Matt Wright wrote:I am implementing the hash join algorithm for a project with a hard coded hash function.
Not quite sure what you mean here. Do you have a hashCode() method?
Also: You talk about "tuples", which is a database concept. In Java, you're likely to be dealing with collections of some kind.
What you're attempting is something that is usually done with Sets (java.util.Set) in Java (indeed, the method retainAll() specifically mimics it), so if I was trying to do this I would probably create a Relation class that encapsulates the "where" clause of a SELECT statement.
Once you have that, and can calculate its hash, populate two HashSet<Relation>s with the relations for each of your datasets (don't worry about duplicates for now) and run retailAll(). That will give you the Relations common to both, and then with another pass through your datasets you can add something that equates to row ids for them (eg, List indexes). It's possible you could do this during your initial build, but the two-pass approach is likely to be a lot simpler to code and doesn't change the O(n) characteristic of the operation.
It seems to me that you may be concentrating too much on the mechanics of the operation rather than looking at the design.
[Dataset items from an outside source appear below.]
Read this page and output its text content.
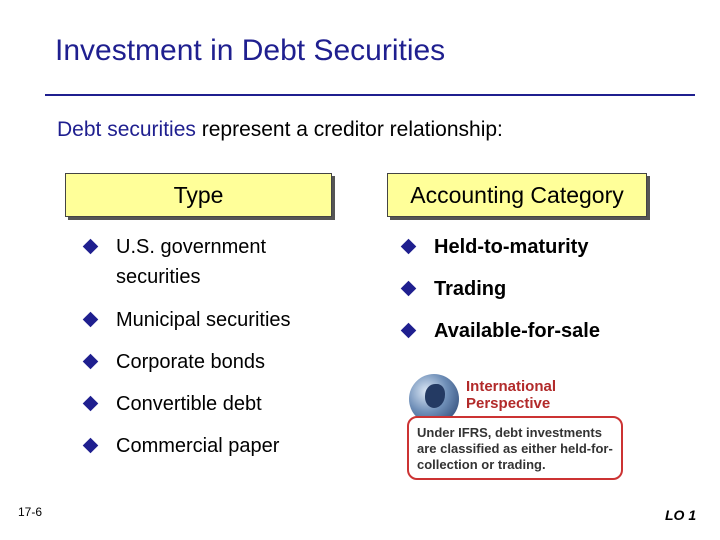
Investment in Debt Securities
Debt securities represent a creditor relationship:
Type	Accounting Category
U.S. government securities
Municipal securities
Corporate bonds
Convertible debt
Commercial paper
Held-to-maturity
Trading
Available-for-sale
International Perspective
Under IFRS, debt investments are classified as either held-for-collection or trading.
17-6	LO 1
Winston Gutkowski wrote:It's possible you could do this during your initial build...
Actually, thinking about it, you could probably do that quite easily if you initially load into HashMap<Relation, List<Integer>>s (where the Integer is the index of your "tuple"); and you could then do the retainAll() operation on their keySet()s.
I would expect this to have similar speed to a HashSet (but I don't know), and it would save you having to scan one of the datasets a second time (in fact you could just scan one of the Maps).
In order to combine them though, you'll need some way of distinguishing indexes of "table" A from those of table B, and one easy method would be to make the latter negative (perhaps something like: negativeIndex = -(originalIndex + 1), as Arrays.binarySearch() does for its "insertion" indexes). Obviously, this won't work for any joins involving more than two tables though (if you need it).
Winston Gutkowski wrote:if I was trying to do this I would probably create a Relation class that encapsulates the "where" clause of a SELECT statement.
Actually, since this is for joins, it would only have to include those elements that are actually part of the join. What you do about any other "filtering" logic would be up to you. One simple way to combine hashes for multiple join fields would be to XOR them.